Amos. A Commentary based on Amos in Codex Vaticanus.

Verlag:

Leiden u. a.: Brill 2013. X, 184 S. = Septuagint Commentary Series. Geb. EUR 96,00. ISBN 978-90-04-24557-0.

Rezensent:

Aaron Schart

Neben dem angegebenen Titel in dieser Rezension besprochen:

Glenny, W. Edward: Hosea. A Commentary based on Hosea in Codex Vaticanus. Leiden u. a.: Brill 2013. X, 204 S. = Septuagint Commentary Series. Geb. EUR 101,00. ISBN 978-90-04-24556-3.

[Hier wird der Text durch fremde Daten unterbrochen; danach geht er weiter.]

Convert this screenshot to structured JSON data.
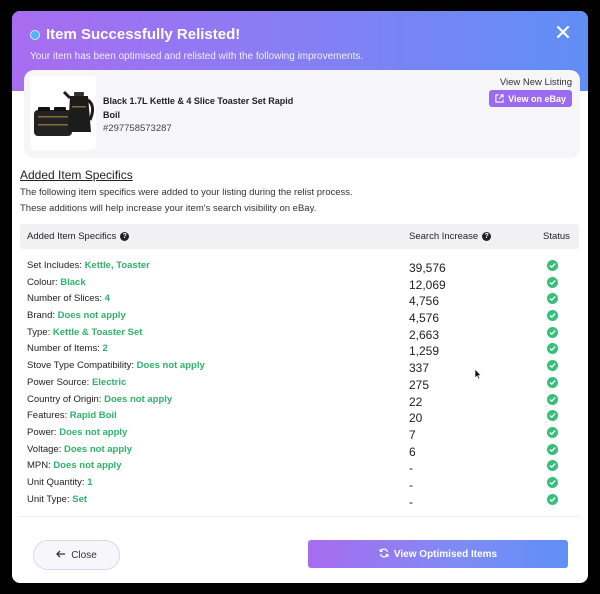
{
  "header": {
    "title": "Item Successfully Relisted!",
    "subtitle": "Your item has been optimised and relisted with the following improvements.",
    "close_icon": "close-icon"
  },
  "product": {
    "name": "Black 1.7L Kettle & 4 Slice Toaster Set Rapid Boil",
    "id": "#297758573287",
    "view_new_label": "View New Listing",
    "view_ebay_label": "View on eBay"
  },
  "section": {
    "title": "Added Item Specifics",
    "desc_line1": "The following item specifics were added to your listing during the relist process.",
    "desc_line2": "These additions will help increase your item's search visibility on eBay."
  },
  "table": {
    "headers": {
      "specifics": "Added Item Specifics",
      "search": "Search Increase",
      "status": "Status"
    },
    "rows": [
      {
        "label": "Set Includes:",
        "value": "Kettle, Toaster",
        "increase": "39,576"
      },
      {
        "label": "Colour:",
        "value": "Black",
        "increase": "12,069"
      },
      {
        "label": "Number of Slices:",
        "value": "4",
        "increase": "4,756"
      },
      {
        "label": "Brand:",
        "value": "Does not apply",
        "increase": "4,576"
      },
      {
        "label": "Type:",
        "value": "Kettle & Toaster Set",
        "increase": "2,663"
      },
      {
        "label": "Number of Items:",
        "value": "2",
        "increase": "1,259"
      },
      {
        "label": "Stove Type Compatibility:",
        "value": "Does not apply",
        "increase": "337"
      },
      {
        "label": "Power Source:",
        "value": "Electric",
        "increase": "275"
      },
      {
        "label": "Country of Origin:",
        "value": "Does not apply",
        "increase": "22"
      },
      {
        "label": "Features:",
        "value": "Rapid Boil",
        "increase": "20"
      },
      {
        "label": "Power:",
        "value": "Does not apply",
        "increase": "7"
      },
      {
        "label": "Voltage:",
        "value": "Does not apply",
        "increase": "6"
      },
      {
        "label": "MPN:",
        "value": "Does not apply",
        "increase": "-"
      },
      {
        "label": "Unit Quantity:",
        "value": "1",
        "increase": "-"
      },
      {
        "label": "Unit Type:",
        "value": "Set",
        "increase": "-"
      }
    ]
  },
  "footer": {
    "close_label": "Close",
    "primary_label": "View Optimised Items"
  },
  "colors": {
    "accent_purple": "#9a6af0",
    "accent_blue": "#5f8ff5",
    "success_green": "#35c07a",
    "value_green": "#2fb36a"
  }
}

W. Edward Glenny legt im Rahmen der Reihe »Septuagint Commentary Series« zwei Bände vor, die sich mit den beiden ersten Büchern der griechischen Fassung des Zwölfprophetenbuchs, dem Dodekapropheton, befassen. Beide Kommentare folgen dem Konzept dieser Kommentarreihe, insofern sie sich ganz auf die Textfassung des Codex Vaticanus stützen. Dies ist insofern gerechtfertigt, als die berühmte Handschrift, die aus dem 4. Jh. n. Chr. stammt und heute in der Bibliothek des Vatikans aufbewahrt wird, die äl-teste, nahezu vollständige Fassung der altkirchlichen christlichen Bibel enthält.
Beide Kommentare sind gleich aufgebaut. Im 1. Teil werden re­lativ knapp einige Grundsatzfragen besprochen, wobei der Hoseakommentar auch eine Einführung in das Dodekapropheton als Ganzes enthält. Im 2. Teil wird der griechische Text des ur­sprünglichen Vaticanus rekonstruiert und, sehr lesefreundlich, auf der gegenüberliegenden Seite eine englische Übersetzung geboten. Die wichtigsten Varianten des griechischen Textes aus anderen Handschriften und wissenschaftlichen Texteditionen werden in einem Apparat angegeben, so dass man einschätzen kann, welche textlichen Besonderheiten der Vaticanus gegenüber anderen Fassungen aufweist. Im Falle des Amoskommentars, leider nicht beim Hosea kommentar, ist positiv zu würdigen, dass trotz normalisierter Minuskelfassung des Textes der christliche Manuskripte kennzeichnende Gebrauch der nomina sacra, eines Sets von Worten, die unmittelbar mit Gott selbst zu tun haben und in abgekürzter Schreibung dargeboten werden, im Text erkennbar bleibt. Im 3. Teil folgt dann der Kommentar. Am Schluss folgen ein Literaturverzeichnis und umfangreiche Register.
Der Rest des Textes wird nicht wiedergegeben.